Вот два человека, казалось бы таких разных, а хотят они, в сущности, одного — они хотят, чтобы те, кто живет рядом с ними, стали чище, совершеннее, задумывались над большими нравственными вопросами. Они хотят, чтобы люди, окружающие их (у Ирины — в школе, у Маргариты Семеновны — в семье), относились друг к другу бескорыстнее, возвышеннее. Оба автора хотят, чтобы углублялось понимание между людьми.
Именно эти особенности свойственны всем сегодняшним читательским письмам. Человек хочет мыслью, действием, чувством облагораживать, возвышать жизнь.
Вернусь на минуту к упомянутой уже мною особенности сегодняшней почты: к желанию рассказать как можно больше и подробнее о хороших людях, которые оказались на твоем жизненном пути. Я давно работаю в печати, с первых же шагов на этом поприще испытывал острый интерес к читательскому письму (перечитывал, обдумывал, сопоставлял), а вот не помню, чтобы человек писал о человеке с такой благодарностью, кропотливой памятливостью на все хорошее.
Вот тоже из самой недавней почты два письма. Одно — от корректора Людмилы Чадиной из Ташкента, второе — от В. Е. Лисова из Москвы.
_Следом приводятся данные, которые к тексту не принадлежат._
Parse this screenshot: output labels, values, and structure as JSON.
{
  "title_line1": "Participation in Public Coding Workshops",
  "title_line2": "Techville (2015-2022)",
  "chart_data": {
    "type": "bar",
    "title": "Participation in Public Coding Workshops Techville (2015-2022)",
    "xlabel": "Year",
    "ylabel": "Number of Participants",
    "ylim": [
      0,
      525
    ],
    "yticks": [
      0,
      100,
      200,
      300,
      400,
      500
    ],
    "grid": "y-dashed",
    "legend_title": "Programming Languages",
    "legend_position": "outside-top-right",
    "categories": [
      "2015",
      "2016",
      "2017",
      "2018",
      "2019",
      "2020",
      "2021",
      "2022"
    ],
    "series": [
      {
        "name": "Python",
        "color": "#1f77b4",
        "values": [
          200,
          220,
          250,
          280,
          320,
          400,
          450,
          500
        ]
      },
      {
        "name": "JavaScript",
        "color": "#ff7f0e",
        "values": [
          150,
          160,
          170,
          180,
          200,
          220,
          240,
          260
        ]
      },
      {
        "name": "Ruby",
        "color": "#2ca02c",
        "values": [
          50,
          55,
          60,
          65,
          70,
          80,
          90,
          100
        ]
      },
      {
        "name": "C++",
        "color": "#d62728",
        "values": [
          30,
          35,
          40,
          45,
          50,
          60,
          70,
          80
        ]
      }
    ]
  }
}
Л. Чадина давным-давно рассталась со школьными годами, но сегодня решила рассказать о «хрупкой, невысокой и не по возрасту изящной женщине, которая ежедневно, излучая доброжелательность, входила в класс». Об учительнице русского языка и литературы Лидии Андреевне Багдасаровой. «Напишите о ней, — убеждает она меня, — напишите…» И сообщает массу интересных подробностей, запомнившихся ей с юных лет навсегда. А Лисов делится воспоминаниями о пензенском библиотекаре Лилии Николаевне Тальковской — тоже хочет, чтобы о ней узнали тысячи и миллионы людей.
Два эти письма родственны первым двум: от И. Пустоход и М. С. Домбровской. Ведь узнавая о хороших людях, о том, как они работали, жили, мыслили, чувствовали, мы сами становимся чище и лучше.
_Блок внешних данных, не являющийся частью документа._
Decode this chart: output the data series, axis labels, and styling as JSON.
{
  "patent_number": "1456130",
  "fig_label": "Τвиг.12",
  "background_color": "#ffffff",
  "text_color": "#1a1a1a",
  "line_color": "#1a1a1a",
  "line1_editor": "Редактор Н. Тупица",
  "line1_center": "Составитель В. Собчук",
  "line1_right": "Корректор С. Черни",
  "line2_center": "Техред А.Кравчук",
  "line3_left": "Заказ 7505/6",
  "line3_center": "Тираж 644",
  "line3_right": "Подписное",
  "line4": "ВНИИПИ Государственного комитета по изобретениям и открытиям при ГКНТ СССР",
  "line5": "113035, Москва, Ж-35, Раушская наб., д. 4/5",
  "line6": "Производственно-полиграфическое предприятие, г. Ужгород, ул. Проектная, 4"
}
В сущности, письма о хороших людях тоже можно отнести к числу морально-этических. Они одушевлены желанием дать высокие образцы жизни и поведения, одарить воспоминаниями, которые могут помочь людям добиться высокого искусства максимальной самоотдачи.
Откроем же широко двери нашего дома — нашей книги — для всех, кто бескорыстно служил и служит людям, для всех, кто сохранил память об этом служении.
Кроме всего прочего, в этих людях скрыта загадка того, что такое гармонически развитая личность, загадка, которая волнует сегодня философов и писателей, загадка, ради решения которой многие читатели советуют создать институт человека…
Десять лет назад я в соавторстве с Ю. П. Тимофеевым написал статью «Нужен ли институт человека?». Она была опубликована в «Литературной газете» и вызвала большой резонанс, что объясняется в известной степени ее острой полемичностью. Задумав статью, мы устроили в редакции бурный разговор между философом, антропологом и писателем, напомнив им, для начала, почти детективную завязку повести известного французского писателя Веркора «Люди или животные?». В этом, конечно, была доля журналистского озорства — ведь можно было начать важную беседу между солидными людьми более, что ли, академично. На невинное и увлекательное озорство мы пошли ради того, чтобы обострить суждения, и это нам удалось. (В нашей статье мы воспроизвели и завязку нашумевшей повести, и самое интересное из стенограммы…)
«Однажды ночью, когда небо на востоке стало уже бледно-зеленым, в квартире доктора зазвонил телефон. Вызов оказался необычным: на месте врач обнаружил мертвого ребенка, скончавшегося с полчаса назад.
— Черт побери, но почему же вы не вызвали меня раньше? — воскликнул доктор.
— Вы не совсем меня поняли, — ответил отец. — Я ввел ему большую дозу стрихнина…
— Но ведь это же убийство?
— Вот именно.
— Надо непременно сообщить в полицию, — воскликнул доктор в сильном волнении.
— Я как раз собирался просить вас об этом, — невозмутимо поддержал его странный отец.
Явившемуся полицейскому комиссару на вопрос о том, где находится мать ребенка, он ответил, что ее уже отвезли в зоопарк.